He danced gracefully, powdered his face, wrote delicate poetry and wore layer upon layer of color-coordinated robes. He mixed his own scent, which women recognized when he entered a room. Genji, the son of an Emperor, had the stuff that made women-and even men -swoon in Japan's 10th century Heian era. In Genji Monogatari (The Tale of Genji), the first psychological novel ever written, he's known as the "shining" prince.

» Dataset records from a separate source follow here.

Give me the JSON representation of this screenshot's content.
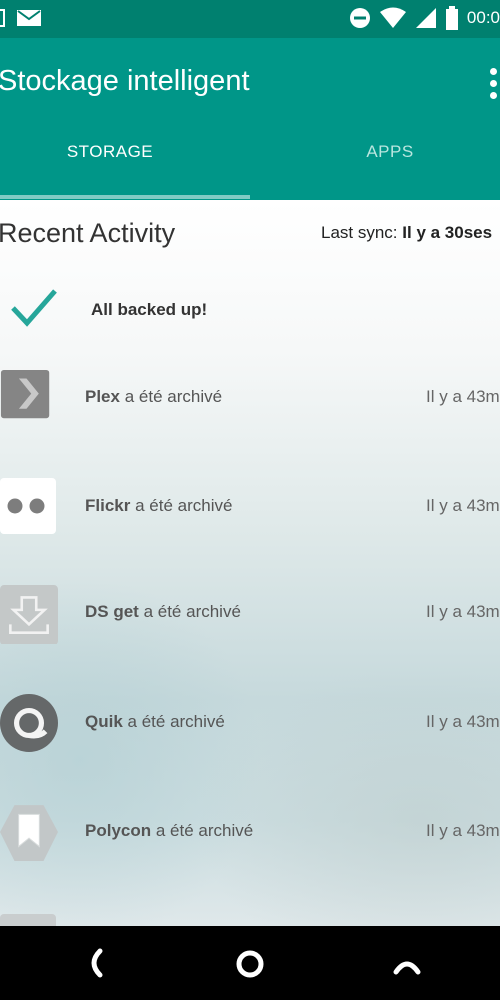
{
  "status_bar": {
    "time": "00:0",
    "icons": [
      "image-notification-icon",
      "mail-icon",
      "do-not-disturb-icon",
      "wifi-icon",
      "signal-icon",
      "battery-icon"
    ]
  },
  "app_bar": {
    "title": "Stockage intelligent",
    "tabs": [
      {
        "label": "STORAGE",
        "selected": true
      },
      {
        "label": "APPS",
        "selected": false
      }
    ]
  },
  "recent_activity": {
    "title": "Recent Activity",
    "last_sync_label": "Last sync:",
    "last_sync_value": "Il y a 30ses",
    "backed_up_text": "All backed up!",
    "items": [
      {
        "app": "Plex",
        "suffix": "a été archivé",
        "time": "Il y a 43m",
        "icon": "plex-icon"
      },
      {
        "app": "Flickr",
        "suffix": "a été archivé",
        "time": "Il y a 43m",
        "icon": "flickr-icon"
      },
      {
        "app": "DS get",
        "suffix": "a été archivé",
        "time": "Il y a 43m",
        "icon": "ds-get-icon"
      },
      {
        "app": "Quik",
        "suffix": "a été archivé",
        "time": "Il y a 43m",
        "icon": "quik-icon"
      },
      {
        "app": "Polycon",
        "suffix": "a été archivé",
        "time": "Il y a 43m",
        "icon": "polycon-icon"
      }
    ]
  },
  "colors": {
    "app_bar": "#009688",
    "status_bar": "#00806f",
    "accent_check": "#26a69a",
    "tab_indicator": "#80cbc4"
  },
  "nav_bar": {
    "buttons": [
      "back-icon",
      "home-icon",
      "recents-icon"
    ]
  }
}
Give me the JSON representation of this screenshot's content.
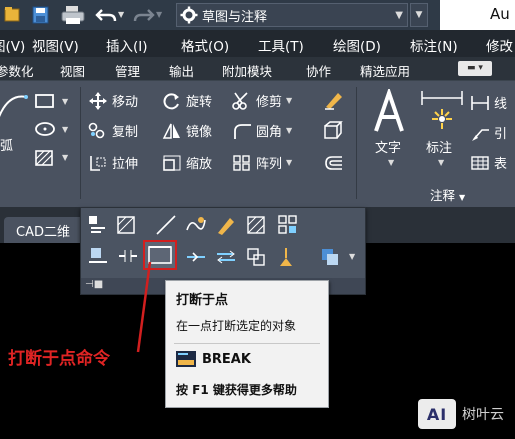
{
  "quick_access": {
    "workspace": "草图与注释",
    "app_title": "Au"
  },
  "menubar": {
    "items": [
      "图(V)",
      "视图(V)",
      "插入(I)",
      "格式(O)",
      "工具(T)",
      "绘图(D)",
      "标注(N)",
      "修改"
    ]
  },
  "ribbon_tabs": {
    "items": [
      "参数化",
      "视图",
      "管理",
      "输出",
      "附加模块",
      "协作",
      "精选应用"
    ]
  },
  "ribbon": {
    "draw": {
      "arc_label": "弧"
    },
    "modify": {
      "move": "移动",
      "rotate": "旋转",
      "trim": "修剪",
      "copy": "复制",
      "mirror": "镜像",
      "fillet": "圆角",
      "stretch": "拉伸",
      "scale": "缩放",
      "array": "阵列"
    },
    "annotation": {
      "text": "文字",
      "dimension": "标注",
      "panel_title": "注释",
      "linear": "线",
      "leader": "引",
      "table": "表"
    }
  },
  "doc_tab": {
    "label": "CAD二维"
  },
  "tooltip": {
    "title": "打断于点",
    "description": "在一点打断选定的对象",
    "command": "BREAK",
    "help": "按 F1 键获得更多帮助"
  },
  "annotation": {
    "label": "打断于点命令",
    "color": "#e02424"
  },
  "watermark": {
    "logo": "AI",
    "brand": "树叶云"
  },
  "colors": {
    "ribbon_bg": "#4a5260",
    "menubar_bg": "#22282f",
    "highlight": "#d21f1f"
  }
}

Today, 1,000 years after author Murasaki Shikibu created him, Genji is a reigning studmuffin in the land of his birth. A big-budget cinematic version of The Tale of Genji opened last month in Tokyo, aptly titled Genji-A Thousand-Year Love. Genji's amorous exploits are followed in more than a dozen long-running series of manga, or book-length cartoons. A 10-volume translation into modern Japanese by best-selling Buddhist nun Jakucho Setouchi, which was completed in 1998, sold more than 2 million copies, and it was just one among many produced over the past 30 years. (The original, written in hentai gana Japanese, is as hard to understand for today's readers as Beowulf is for English readers.) In 2000, the Japanese government honored the shining prince by putting a scene from the novel on its newly launched 2,000-yen banknote.
Fascination with The Tale of Genji as a literary work has never dimmed in Japan, and it remains pretty bright in the West as well. A two-volume 1,200-page English translation by retired Japanese language professor Royall Tyler was released last October, following pioneering renditions by Arthur Waley in 1935 and Edward
G. Seidensticker in 1976. But Genji the man -moon-faced, prone to ennui-is half a millennium older than Hamlet and is Don Quixote's senior by six centuries. What's his enduring appeal?

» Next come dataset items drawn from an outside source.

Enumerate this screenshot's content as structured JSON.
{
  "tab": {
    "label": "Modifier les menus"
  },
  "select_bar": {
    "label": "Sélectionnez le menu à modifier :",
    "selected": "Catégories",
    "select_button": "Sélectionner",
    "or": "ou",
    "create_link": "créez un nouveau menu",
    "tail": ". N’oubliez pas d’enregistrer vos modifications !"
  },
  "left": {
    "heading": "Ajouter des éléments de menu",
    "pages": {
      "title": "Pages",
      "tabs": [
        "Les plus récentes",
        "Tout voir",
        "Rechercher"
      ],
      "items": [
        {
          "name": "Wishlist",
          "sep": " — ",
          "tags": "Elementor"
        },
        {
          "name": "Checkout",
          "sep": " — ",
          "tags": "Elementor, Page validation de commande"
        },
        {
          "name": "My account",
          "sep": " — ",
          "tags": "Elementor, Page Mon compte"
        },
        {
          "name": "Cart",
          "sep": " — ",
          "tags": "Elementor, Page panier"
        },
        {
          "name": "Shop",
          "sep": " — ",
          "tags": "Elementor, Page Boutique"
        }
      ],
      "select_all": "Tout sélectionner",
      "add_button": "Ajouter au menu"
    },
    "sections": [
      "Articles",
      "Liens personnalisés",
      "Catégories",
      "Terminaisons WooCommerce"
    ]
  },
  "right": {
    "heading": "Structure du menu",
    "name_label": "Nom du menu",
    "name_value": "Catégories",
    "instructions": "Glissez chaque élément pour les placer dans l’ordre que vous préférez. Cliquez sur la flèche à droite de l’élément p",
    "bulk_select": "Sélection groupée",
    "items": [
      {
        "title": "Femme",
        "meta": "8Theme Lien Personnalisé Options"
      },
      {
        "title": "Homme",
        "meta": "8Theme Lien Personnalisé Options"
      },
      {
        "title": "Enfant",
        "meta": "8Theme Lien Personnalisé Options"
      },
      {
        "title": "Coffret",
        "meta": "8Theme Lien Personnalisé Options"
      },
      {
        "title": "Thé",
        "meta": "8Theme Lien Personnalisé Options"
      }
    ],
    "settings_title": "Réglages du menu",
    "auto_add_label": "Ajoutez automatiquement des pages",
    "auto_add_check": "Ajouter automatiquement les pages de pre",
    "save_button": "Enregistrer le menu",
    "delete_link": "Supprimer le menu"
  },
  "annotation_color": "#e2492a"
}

Basically, his Japaneseness. After years of economic stupor, many Japanese are questioning their national mission and are looking to the shining prince as one of the oldest paragons of Japanese virtue. These days, Japanese things are in: attendance at Kabuki plays is up, and one of the big pop acts is a pair of brothers who jam on traditional Japanese shamisen. The current Genji craze traces itself to manga artist Waki Yamato, who was approached by a women's magazine editor in 1979 asking for a new feature. Yamato suggested Genji. "Back then, even the modern translations were too difficult for young people to really enjoy," she recalls. "I'd always loved the story and thought it a pity to keep it locked up in a cage in the ivory tower." The result was the unabashedly romantic Asaki Yumemishi (Shallow Dreams), which ran monthly for more than 10 years and sold 15 million copies when it came out in a paperback collection. That cartoon was adapted for the stage and also made into a television movie.
Genji websites offer games and fortune telling, most of them patronized by young women who would never dream of cracking the actual text. "I wouldn't want to read the modern translations because they might destroy the beautiful images in my head," says 20-year-old Yukiko Abe, a member of the Genji Club at Tokyo's Seisen University. Says Masuharu Hasegawa, Japanese literature professor at the university: "They're more interested in the fantastic appeal, the court life, ghosts and spirits."
One of the enduring charms of Heian-era literature is its description of sexual licentiousness, and Genji was the court's greatest lover. Never would he forget to send a "next-morning letter" to the previous night's conquest. Today's Japanese women, lucky to get a follow-up e-mail, can hardly resist a man of such grace, delicacy and almost feminine concern. (In fact, Genji in A Thousand-Year Love is played by a woman, Yuki Amami, a stage actress known for taking on male roles.) But Japan's men aren't being neglected. Manga artist Tatsuya Egawa has taken Murasaki's tale and rendered it in full, graphic detail, giving the shining prince some brand-new grunts and groans. That might guarantee an ancient tale another 1,000 years of life.